Embora Michel Temer não chame o decreto de “Estado de Defesa”, ele está previsto na Constituição Federal e não precisa de autorização prévia do Congresso, de acordo com os artigos 136 e 142.

Entretanto, o ministro da Defesa Raul Jungmann jogou a “bomba” da convocação do Exército no colo do presidente da Câmara com o intuito de conter as manifestações pelas Diretas Já:

“Atendendo à solicitação do presidente da Câmara e também levando em conta que uma manifestação estava prevista como pacífica e degringolou em violência, vandalismo e agressão, o senhor PR decretou uma ação de garantia da lei e da ordem. E nesse instante tropas federais já se encontram neste Palácio, no Itamaraty e chegarão novas tropas para que os ministérios fiquem incólumes.”

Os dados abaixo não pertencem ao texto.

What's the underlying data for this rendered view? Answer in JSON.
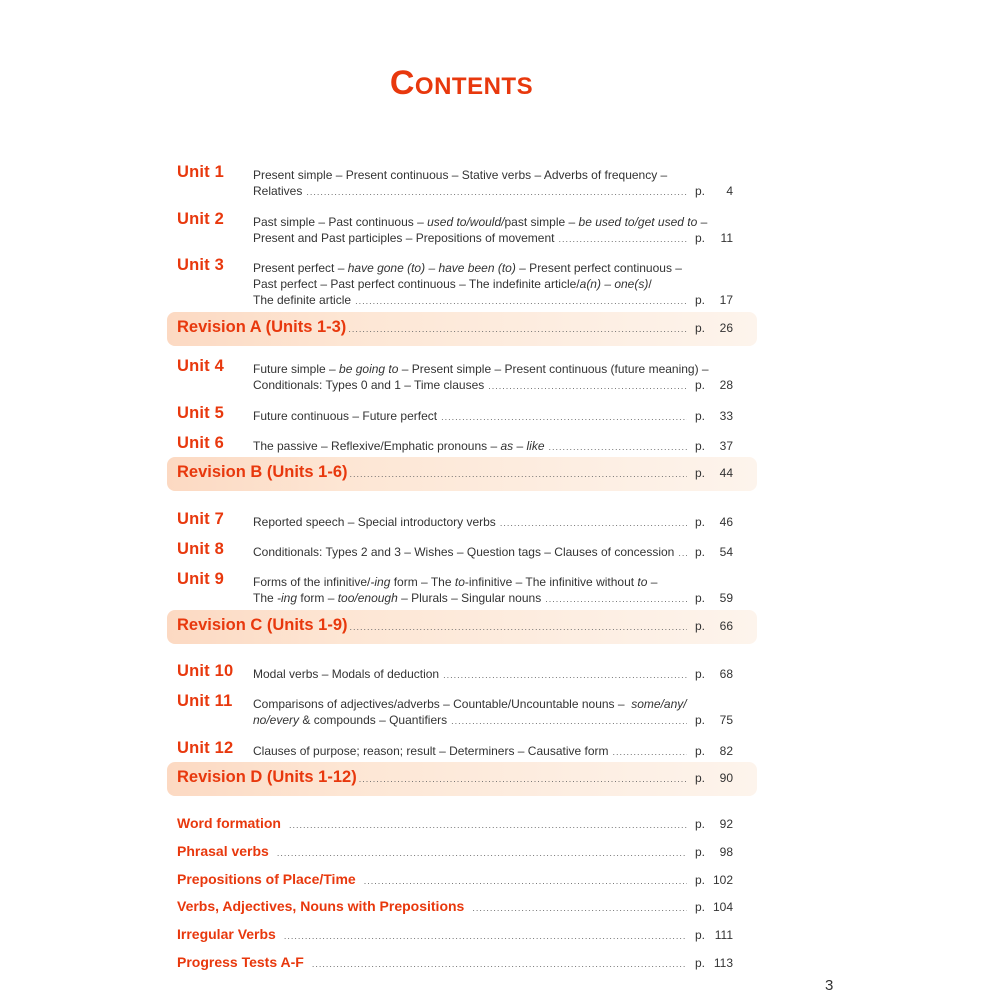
{
  "title": "Contents",
  "page_prefix": "p.",
  "units": [
    {
      "label": "Unit 1",
      "lines": [
        "Present simple – Present continuous – Stative verbs – Adverbs of frequency –",
        "Relatives"
      ],
      "page": "4"
    },
    {
      "label": "Unit 2",
      "lines_html": true,
      "lines": [
        "Past simple – Past continuous – <em>used to/would/</em>past simple – <em>be used to/get used to</em> –",
        "Present and Past participles – Prepositions of movement"
      ],
      "page": "11"
    },
    {
      "label": "Unit 3",
      "lines": [
        "Present perfect – <em>have gone (to) – have been (to)</em> – Present perfect continuous –",
        "Past perfect – Past perfect continuous – The indefinite article/<em>a(n) – one(s)</em>/",
        "The definite article"
      ],
      "page": "17"
    },
    {
      "label": "Unit 4",
      "lines": [
        "Future simple – <em>be going to</em> – Present simple – Present continuous (future meaning) –",
        "Conditionals: Types 0 and 1 – Time clauses"
      ],
      "page": "28"
    },
    {
      "label": "Unit 5",
      "lines": [
        "Future continuous – Future perfect"
      ],
      "page": "33"
    },
    {
      "label": "Unit 6",
      "lines": [
        "The passive – Reflexive/Emphatic pronouns – <em>as</em> – <em>like</em>"
      ],
      "page": "37"
    },
    {
      "label": "Unit 7",
      "lines": [
        "Reported speech – Special introductory verbs"
      ],
      "page": "46"
    },
    {
      "label": "Unit 8",
      "lines": [
        "Conditionals: Types 2 and 3 – Wishes – Question tags – Clauses of concession"
      ],
      "page": "54"
    },
    {
      "label": "Unit 9",
      "lines": [
        "Forms of the infinitive/<em>-ing</em> form – The <em>to</em>-infinitive – The infinitive without <em>to</em> –",
        "The <em>-ing</em> form – <em>too/enough</em> – Plurals – Singular nouns"
      ],
      "page": "59"
    },
    {
      "label": "Unit 10",
      "lines": [
        "Modal verbs – Modals of deduction"
      ],
      "page": "68"
    },
    {
      "label": "Unit 11",
      "lines": [
        "Comparisons of adjectives/adverbs – Countable/Uncountable nouns – &nbsp;<em>some/any/</em>",
        "<em>no/every</em> &amp; compounds – Quantifiers"
      ],
      "page": "75"
    },
    {
      "label": "Unit 12",
      "lines": [
        "Clauses of purpose; reason; result – Determiners – Causative form"
      ],
      "page": "82"
    }
  ],
  "revisions": [
    {
      "label": "Revision A (Units 1-3)",
      "page": "26"
    },
    {
      "label": "Revision B (Units 1-6)",
      "page": "44"
    },
    {
      "label": "Revision C (Units 1-9)",
      "page": "66"
    },
    {
      "label": "Revision D (Units 1-12)",
      "page": "90"
    }
  ],
  "extras": [
    {
      "label": "Word formation",
      "page": "92"
    },
    {
      "label": "Phrasal verbs",
      "page": "98"
    },
    {
      "label": "Prepositions of Place/Time",
      "page": "102"
    },
    {
      "label": "Verbs, Adjectives, Nouns with Prepositions",
      "page": "104"
    },
    {
      "label": "Irregular Verbs",
      "page": "111"
    },
    {
      "label": "Progress Tests A-F",
      "page": "113"
    }
  ],
  "page_number": "3",
  "colors": {
    "accent": "#e8380d",
    "band": "#fde3cf",
    "text": "#333333"
  }
}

(Há desconfiança de que Temer tenha utilizado o pedido de Maia, solicitando a Força Nacional, para dar mais um golpe com a ajuda do Exército…).

O diabo é que Temer não tem legitimidade para governar nem para decretar Estado de Defesa. Sua existência é fruto de um golpe de Estado que derrubou a presidente eleita Dilma Rousseff.

Também não se justifica o decreto haja vista que a manifestação de hoje é pacífica. Tem como objetivos centrais a manutenção de direitos dos trabalhadores e a defesa da democracia vilipendiada pelos golpistas.

Segundo pesquisas, 98% dos brasileiros são favoráveis às eleições diretas e, consequentemente, à saída do ilegítimo, motivo do protesto duramente reprimido nesta quarta-feira em Brasília.